Mitverantwortung für die Welt – gerade aus dem Glauben heraus

15.02.2013 | Bischofsbevollmächtigter Gothart Magaard
13. Februar 2013 – Christianskirche in Hamburg-Ottensen – Predigt zur Eröffnung der Fastenaktion "Sieben Wochen mit Produkten aus Fairem Handel und aus der Region" Predigttext: Mt 6,16–21: „Denn wo Dein Schatz ist, da ist auch Dein Herz“

Liebe Schwestern und Brüder,

„Tu Gutes und rede darüber!“ Das ist die Predigt der Werbeleute und PR-Strategen. Trau Dich. Zeige Dich. Versteck Dich nicht mit deinen Gaben. Mit dem, was Du hast und kannst. Stell Dein Alleinstellungsmerkmal heraus. Die Welt und das Leben ist ein einziger großer Markt, und wer nicht wirbt, der stirbt. Tu Gutes und rede darüber!

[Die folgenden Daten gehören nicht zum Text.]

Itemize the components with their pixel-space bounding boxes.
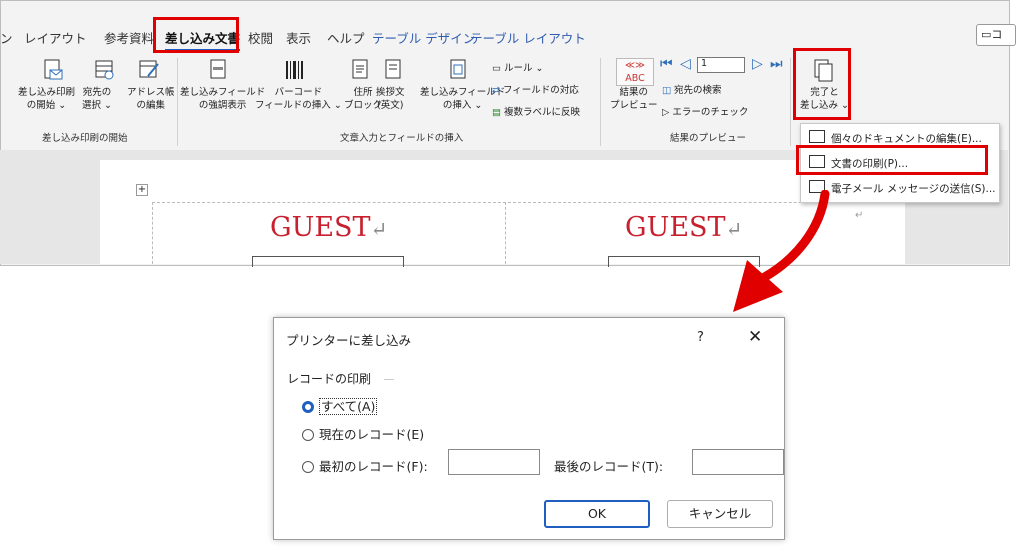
group-start-label: 差し込み印刷の開始 (42, 133, 128, 144)
greeting-line-button[interactable]: 挨拶文 (英文) (376, 86, 405, 112)
from-record-field[interactable] (448, 449, 540, 475)
update-labels-icon: ▤ (492, 107, 504, 118)
radio-unselected-icon (302, 429, 314, 441)
highlight-fields-icon (210, 59, 226, 79)
barcode-icon (286, 61, 303, 79)
table-cell-box (252, 256, 404, 267)
table-gridline (152, 202, 153, 264)
update-labels-button[interactable]: ▤ 複数ラベルに反映 (492, 104, 580, 118)
match-fields-icon: ⇄ (492, 85, 503, 96)
start-merge-icon (44, 59, 63, 80)
edit-individual-documents-item[interactable]: 個々のドキュメントの編集(E)... (809, 130, 982, 146)
guest-field-left: GUEST↵ (270, 212, 388, 243)
next-record-icon[interactable]: ▷ (752, 56, 763, 72)
start-merge-button[interactable]: 差し込み印刷 の開始 ⌄ (18, 86, 75, 112)
to-record-field[interactable] (692, 449, 784, 475)
radio-unselected-icon (302, 461, 314, 473)
print-records-group: レコードの印刷 すべて(A) 現在のレコード(E) 最初のレコード(F): 最後… (284, 370, 784, 490)
help-button[interactable]: ? (697, 330, 704, 345)
red-arrow-icon (733, 190, 830, 312)
select-recipients-icon (95, 60, 114, 80)
group-separator (177, 58, 178, 146)
edit-list-icon (139, 60, 159, 78)
tab-table-layout[interactable]: テーブル レイアウト (470, 28, 586, 47)
radio-all[interactable]: すべて(A) (302, 396, 378, 415)
find-recipient-button[interactable]: ◫ 宛先の検索 (662, 82, 722, 96)
highlight-finish-merge (793, 48, 851, 120)
rules-button[interactable]: ▭ ルール ⌄ (492, 60, 543, 74)
radio-current-record[interactable]: 現在のレコード(E) (302, 424, 424, 443)
address-block-icon (352, 59, 368, 79)
tab-view[interactable]: 表示 (286, 28, 311, 47)
select-recipients-button[interactable]: 宛先の 選択 ⌄ (82, 86, 112, 112)
edit-list-button[interactable]: アドレス帳 の編集 (127, 86, 175, 112)
table-gridline (505, 202, 506, 264)
highlight-fields-button[interactable]: 差し込みフィールド の強調表示 (180, 86, 265, 112)
cancel-button[interactable]: キャンセル (667, 500, 773, 528)
group-border (384, 379, 394, 380)
first-record-icon[interactable]: ⏮ (660, 56, 673, 72)
group-preview-label: 結果のプレビュー (670, 133, 747, 144)
insert-merge-field-icon (450, 59, 466, 79)
rules-icon: ▭ (492, 63, 504, 74)
previous-record-icon[interactable]: ◁ (680, 56, 691, 72)
tab-layout[interactable]: レイアウト (24, 28, 87, 47)
edit-documents-icon (809, 130, 825, 143)
radio-selected-icon (302, 401, 314, 413)
barcode-button[interactable]: バーコード フィールドの挿入 ⌄ (255, 86, 342, 112)
preview-results-button[interactable]: 結果の プレビュー (610, 86, 658, 112)
dialog-title: プリンターに差し込み (286, 333, 412, 348)
record-number-input[interactable]: 1 (697, 57, 745, 73)
group-separator (790, 58, 791, 146)
table-move-handle-icon[interactable]: + (136, 184, 148, 196)
close-icon[interactable]: ✕ (748, 327, 762, 347)
tab-review[interactable]: 校閲 (248, 28, 273, 47)
cell-end-mark: ↵ (855, 210, 864, 221)
highlight-print-documents (796, 145, 988, 175)
group-separator (600, 58, 601, 146)
preview-abc-icon: ≪≫ ABC (616, 58, 654, 86)
highlight-mailings-tab (153, 17, 239, 53)
greeting-line-icon (385, 59, 401, 79)
check-errors-button[interactable]: ▷ エラーのチェック (662, 104, 748, 118)
ok-button[interactable]: OK (544, 500, 650, 528)
to-record-label: 最後のレコード(T): (554, 459, 664, 474)
radio-from-record[interactable]: 最初のレコード(F): (302, 456, 428, 475)
group-write-insert-label: 文章入力とフィールドの挿入 (340, 133, 464, 144)
print-records-label: レコードの印刷 (287, 370, 378, 387)
check-errors-icon: ▷ (662, 107, 673, 118)
word-ribbon-screenshot: ン レイアウト 参考資料 差し込み文書 校閲 表示 ヘルプ テーブル デザイン … (0, 0, 1016, 267)
comment-button[interactable]: ▭コ (976, 24, 1016, 46)
tab-table-design[interactable]: テーブル デザイン (372, 28, 475, 47)
tab-references[interactable]: 参考資料 (104, 28, 154, 47)
tab-insert-partial[interactable]: ン (0, 28, 13, 47)
last-record-icon[interactable]: ⏭ (770, 56, 783, 72)
match-fields-button[interactable]: ⇄ フィールドの対応 (492, 82, 579, 96)
comment-icon: ▭ (981, 28, 992, 41)
tab-help[interactable]: ヘルプ (327, 28, 365, 47)
find-recipient-icon: ◫ (662, 85, 674, 96)
print-merge-dialog: プリンターに差し込み ? ✕ レコードの印刷 すべて(A) 現在のレコード(E)… (273, 317, 785, 540)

Aber dann meldet sich Widerspruch: „Wenn ihr fastet, sollt ihr nicht sauer dreinsehen wie die Heuchler; denn sie verstellen ihr Gesicht, um sich vor den Leuten zu zeigen mit ihrem Fasten. Wahrlich ich sage euch: Sie haben ihren Lohn schon gehabt.“

Jesus spricht Klartext. Frömmigkeit taugt nicht zur Selbstdarstellung, und wer sie dazu missbraucht, lügt sich selbst in die Tasche. Frommes Fasten kann und darf nicht dazu dienen, um in den Augen der Anderen Beifall und Anerkennung zu finden. Es taugt nicht zur demonstrativen Zeigegeste – und wenn es dazu verkommt, wird alles falsch. Nein, die Empfehlung von Jesus lautet:

Tut Gutes unerkannt und betet im Verborgenen. „Wenn du aber fastest, so salbe dein Haupt und wasche dein Gesicht, damit du dich nicht vor den Leuten zeigst mit deinem Fasten, sondern vor deinem Vater, der im Verborgen ist; und dein Vater, der in das Verborgene sieht, wird dir's vergelten.“

Jesus zeigt in der Bergpredigt auf, wie Frömmigkeit zur Masche werden kann: Man merkt die Absicht und ist verstimmt. Fasten, aber auch Almosen und Gebet werden in ihr Gegenteil verkehrt, wenn der berechnende Blick nach außen geht. Wenn das Ich auf die Bühne tritt, um ein auf Wirkung bedachtes frommes Schauspiel in Szene zu setzen. Damit wird vor Gott alles sinnlos. Dann, so sagt es Jesus „hat man seinen Lohn schon gehabt“.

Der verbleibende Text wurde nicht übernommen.